15:30 ☕️ Coffee Break

16:00 👉 Session on CDN and Network optimization

  • Juncheng Yang (CMU): FIFO queues are all you need for cache eviction

    Abstract: As a cache eviction algorithm, FIFO has a lot of attractive properties, such as simplicity, speed, scalability, and flashfriendliness. The most prominent criticism of FIFO is its low efficiency (high miss ratio). In this work, we demonstrate a simple, scalable FIFObased algorithm with three static queues (S3-FIFO). Evaluated on 6594 cache traces from 14 datasets, we show that S3- FIFO has lower miss ratios than state-of-the-art algorithms across traces. Moreover, S3-FIFO’s efficiency is robust — it has the lowest mean miss ratio on 10 of the 14 datasets. FIFO queues enable S3-FIFO to achieve good scalability with 6× higher throughput compared to optimized LRU at 16 threads. Our insight is that most objects in skewed workloads will only be accessed once in a short window, so it is critical to evict them early (also called quick demotion). The key of S3-FIFO is a small FIFO queue that filters out most objects from entering the main cache, which provides a guaranteed demotion speed and high demotion precision.

  • Kévin Vermeulen (LAAS-CNRS): The best of both worlds: high availability CDN routing without compromising control

    Abstract:
    Content delivery networks (CDNs) provide fast service to clients by replicating content at geographically distributed sites. Most CDNs route clients to a particular site using anycast or unicast with DNS-based redirection. We analyze anycast and unicast and explain why neither of them provides both precise control of user-to-site mapping and high availability in the face of failures, two fundamental goals of CDNs. Anycast compromises control (and hence performance), and unicast compromises availability.
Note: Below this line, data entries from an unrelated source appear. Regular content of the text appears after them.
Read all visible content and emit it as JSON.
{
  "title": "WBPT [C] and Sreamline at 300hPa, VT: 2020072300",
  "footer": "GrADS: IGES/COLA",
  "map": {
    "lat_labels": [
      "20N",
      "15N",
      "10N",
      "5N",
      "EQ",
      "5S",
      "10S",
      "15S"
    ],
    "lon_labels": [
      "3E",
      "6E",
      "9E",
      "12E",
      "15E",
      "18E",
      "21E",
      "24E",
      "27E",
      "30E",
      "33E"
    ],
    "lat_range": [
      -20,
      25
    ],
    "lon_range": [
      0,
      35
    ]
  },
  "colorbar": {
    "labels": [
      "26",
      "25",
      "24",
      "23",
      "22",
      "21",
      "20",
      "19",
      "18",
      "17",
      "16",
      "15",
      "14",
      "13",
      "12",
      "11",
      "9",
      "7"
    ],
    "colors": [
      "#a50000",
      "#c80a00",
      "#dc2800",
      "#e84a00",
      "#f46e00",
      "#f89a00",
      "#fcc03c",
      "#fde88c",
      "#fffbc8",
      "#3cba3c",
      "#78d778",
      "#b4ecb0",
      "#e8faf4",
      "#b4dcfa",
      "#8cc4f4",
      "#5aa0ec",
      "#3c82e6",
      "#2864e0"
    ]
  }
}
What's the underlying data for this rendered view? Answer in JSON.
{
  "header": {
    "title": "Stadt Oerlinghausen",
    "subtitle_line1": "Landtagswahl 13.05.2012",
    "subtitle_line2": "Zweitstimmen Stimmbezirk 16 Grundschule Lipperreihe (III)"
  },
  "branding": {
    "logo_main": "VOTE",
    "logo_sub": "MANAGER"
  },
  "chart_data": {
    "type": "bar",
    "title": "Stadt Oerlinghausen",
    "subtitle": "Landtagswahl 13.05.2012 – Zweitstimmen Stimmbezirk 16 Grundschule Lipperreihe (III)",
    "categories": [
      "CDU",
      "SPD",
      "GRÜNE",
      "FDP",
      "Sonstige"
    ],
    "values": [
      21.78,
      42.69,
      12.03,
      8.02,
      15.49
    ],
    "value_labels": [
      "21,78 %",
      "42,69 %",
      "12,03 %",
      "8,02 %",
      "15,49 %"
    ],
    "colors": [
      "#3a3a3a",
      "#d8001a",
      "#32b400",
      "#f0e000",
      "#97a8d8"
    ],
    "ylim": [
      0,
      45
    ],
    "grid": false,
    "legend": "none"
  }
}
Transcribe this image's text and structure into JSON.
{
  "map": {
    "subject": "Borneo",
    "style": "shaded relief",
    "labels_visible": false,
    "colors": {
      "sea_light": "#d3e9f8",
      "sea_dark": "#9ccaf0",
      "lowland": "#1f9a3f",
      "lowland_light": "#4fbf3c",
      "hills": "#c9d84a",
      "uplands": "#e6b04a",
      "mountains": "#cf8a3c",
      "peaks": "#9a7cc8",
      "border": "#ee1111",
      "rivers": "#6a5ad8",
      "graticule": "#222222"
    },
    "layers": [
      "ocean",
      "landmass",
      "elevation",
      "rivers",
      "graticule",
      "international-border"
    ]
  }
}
We then present new hybrid techniques and demonstrate via experiments on the real Internet that these techniques provide both a high level of traffic control and fast failover following site failures.

  • Alexandre Duvivier (Broadpeak): How to run an HTTPS server at 700 Gbps on your typical dual socket server (short talk)
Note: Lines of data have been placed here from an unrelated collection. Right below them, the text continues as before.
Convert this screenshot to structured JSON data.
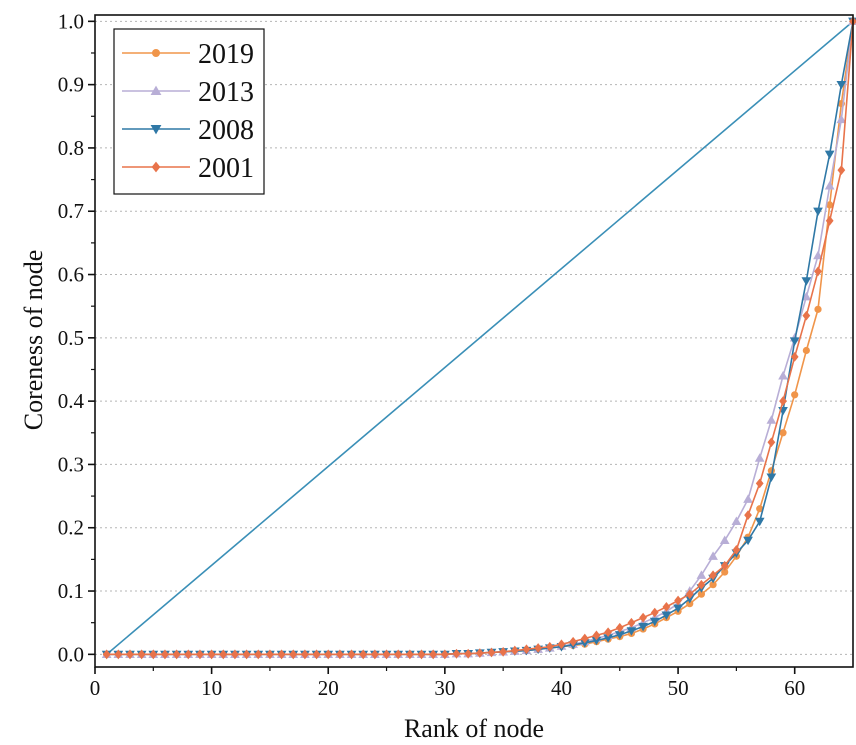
{
  "chart_data": {
    "type": "line",
    "title": "",
    "xlabel": "Rank of node",
    "ylabel": "Coreness of node",
    "xlim": [
      0,
      65
    ],
    "ylim": [
      -0.02,
      1.01
    ],
    "xticks": [
      0,
      10,
      20,
      30,
      40,
      50,
      60
    ],
    "xtick_labels": [
      "0",
      "10",
      "20",
      "30",
      "40",
      "50",
      "60"
    ],
    "yticks": [
      0.0,
      0.1,
      0.2,
      0.3,
      0.4,
      0.5,
      0.6,
      0.7,
      0.8,
      0.9,
      1.0
    ],
    "ytick_labels": [
      "0.0",
      "0.1",
      "0.2",
      "0.3",
      "0.4",
      "0.5",
      "0.6",
      "0.7",
      "0.8",
      "0.9",
      "1.0"
    ],
    "grid": "horizontal dotted",
    "legend_position": "top-left",
    "reference_line": {
      "x": [
        1,
        65
      ],
      "y": [
        0,
        1
      ],
      "color": "#3a8fb7"
    },
    "series": [
      {
        "name": "2019",
        "color": "#f0954a",
        "marker": "circle",
        "x": [
          1,
          2,
          3,
          4,
          5,
          6,
          7,
          8,
          9,
          10,
          11,
          12,
          13,
          14,
          15,
          16,
          17,
          18,
          19,
          20,
          21,
          22,
          23,
          24,
          25,
          26,
          27,
          28,
          29,
          30,
          31,
          32,
          33,
          34,
          35,
          36,
          37,
          38,
          39,
          40,
          41,
          42,
          43,
          44,
          45,
          46,
          47,
          48,
          49,
          50,
          51,
          52,
          53,
          54,
          55,
          56,
          57,
          58,
          59,
          60,
          61,
          62,
          63,
          64,
          65
        ],
        "y": [
          0,
          0,
          0,
          0,
          0,
          0,
          0,
          0,
          0,
          0,
          0,
          0,
          0,
          0,
          0,
          0,
          0,
          0,
          0,
          0,
          0,
          0,
          0,
          0,
          0,
          0,
          0,
          0,
          0,
          0,
          0.001,
          0.001,
          0.002,
          0.003,
          0.004,
          0.005,
          0.006,
          0.008,
          0.01,
          0.012,
          0.014,
          0.016,
          0.02,
          0.024,
          0.028,
          0.033,
          0.04,
          0.048,
          0.058,
          0.068,
          0.08,
          0.095,
          0.11,
          0.13,
          0.155,
          0.185,
          0.23,
          0.29,
          0.35,
          0.41,
          0.48,
          0.545,
          0.71,
          0.87,
          1.0
        ]
      },
      {
        "name": "2013",
        "color": "#b8aed6",
        "marker": "triangle-up",
        "x": [
          1,
          2,
          3,
          4,
          5,
          6,
          7,
          8,
          9,
          10,
          11,
          12,
          13,
          14,
          15,
          16,
          17,
          18,
          19,
          20,
          21,
          22,
          23,
          24,
          25,
          26,
          27,
          28,
          29,
          30,
          31,
          32,
          33,
          34,
          35,
          36,
          37,
          38,
          39,
          40,
          41,
          42,
          43,
          44,
          45,
          46,
          47,
          48,
          49,
          50,
          51,
          52,
          53,
          54,
          55,
          56,
          57,
          58,
          59,
          60,
          61,
          62,
          63,
          64,
          65
        ],
        "y": [
          0,
          0,
          0,
          0,
          0,
          0,
          0,
          0,
          0,
          0,
          0,
          0,
          0,
          0,
          0,
          0,
          0,
          0,
          0,
          0,
          0,
          0,
          0,
          0,
          0,
          0,
          0,
          0,
          0,
          0,
          0.001,
          0.001,
          0.002,
          0.003,
          0.004,
          0.005,
          0.006,
          0.008,
          0.01,
          0.013,
          0.016,
          0.02,
          0.025,
          0.03,
          0.036,
          0.042,
          0.05,
          0.058,
          0.068,
          0.08,
          0.1,
          0.125,
          0.155,
          0.18,
          0.21,
          0.245,
          0.31,
          0.37,
          0.44,
          0.5,
          0.565,
          0.63,
          0.74,
          0.845,
          1.0
        ]
      },
      {
        "name": "2008",
        "color": "#2f78a6",
        "marker": "triangle-down",
        "x": [
          1,
          2,
          3,
          4,
          5,
          6,
          7,
          8,
          9,
          10,
          11,
          12,
          13,
          14,
          15,
          16,
          17,
          18,
          19,
          20,
          21,
          22,
          23,
          24,
          25,
          26,
          27,
          28,
          29,
          30,
          31,
          32,
          33,
          34,
          35,
          36,
          37,
          38,
          39,
          40,
          41,
          42,
          43,
          44,
          45,
          46,
          47,
          48,
          49,
          50,
          51,
          52,
          53,
          54,
          55,
          56,
          57,
          58,
          59,
          60,
          61,
          62,
          63,
          64,
          65
        ],
        "y": [
          0,
          0,
          0,
          0,
          0,
          0,
          0,
          0,
          0,
          0,
          0,
          0,
          0,
          0,
          0,
          0,
          0,
          0,
          0,
          0,
          0,
          0,
          0,
          0,
          0,
          0,
          0,
          0,
          0,
          0,
          0.001,
          0.001,
          0.002,
          0.003,
          0.004,
          0.005,
          0.006,
          0.008,
          0.01,
          0.012,
          0.015,
          0.018,
          0.022,
          0.026,
          0.031,
          0.037,
          0.044,
          0.052,
          0.062,
          0.073,
          0.088,
          0.105,
          0.12,
          0.14,
          0.16,
          0.18,
          0.21,
          0.28,
          0.385,
          0.495,
          0.59,
          0.7,
          0.79,
          0.9,
          1.0
        ]
      },
      {
        "name": "2001",
        "color": "#e8734a",
        "marker": "diamond",
        "x": [
          1,
          2,
          3,
          4,
          5,
          6,
          7,
          8,
          9,
          10,
          11,
          12,
          13,
          14,
          15,
          16,
          17,
          18,
          19,
          20,
          21,
          22,
          23,
          24,
          25,
          26,
          27,
          28,
          29,
          30,
          31,
          32,
          33,
          34,
          35,
          36,
          37,
          38,
          39,
          40,
          41,
          42,
          43,
          44,
          45,
          46,
          47,
          48,
          49,
          50,
          51,
          52,
          53,
          54,
          55,
          56,
          57,
          58,
          59,
          60,
          61,
          62,
          63,
          64,
          65
        ],
        "y": [
          0,
          0,
          0,
          0,
          0,
          0,
          0,
          0,
          0,
          0,
          0,
          0,
          0,
          0,
          0,
          0,
          0,
          0,
          0,
          0,
          0,
          0,
          0,
          0,
          0,
          0,
          0,
          0,
          0,
          0,
          0.001,
          0.001,
          0.002,
          0.003,
          0.004,
          0.006,
          0.008,
          0.01,
          0.012,
          0.016,
          0.02,
          0.025,
          0.03,
          0.035,
          0.042,
          0.05,
          0.058,
          0.066,
          0.075,
          0.085,
          0.095,
          0.11,
          0.125,
          0.14,
          0.165,
          0.22,
          0.27,
          0.335,
          0.4,
          0.47,
          0.535,
          0.605,
          0.685,
          0.765,
          1.0
        ]
      }
    ]
  }
}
    Abstract: In this presentation, we explain how nowadays caching servers can reach high HTTP performances using the zerocopy mechanism. We also show that using HTTPS reduces drastically the gains from this mechanism and requires adaptations to fully benefit from it. Finally, we present the results on our custom caching server, which reaches performances of around 700Gbps in HTTPS.

17:45 👉 Wrap-up

✒️ Registration


Registration is now closed. See you on Tuesday!

🗺 Venue

The workshop will be taking place at the Centre de conférence Inria, on the Beaulieu Campus of the University of Rennes 1, Avenue du Général Leclerc 35042 Rennes Cedex. More detailed travel information can be found here.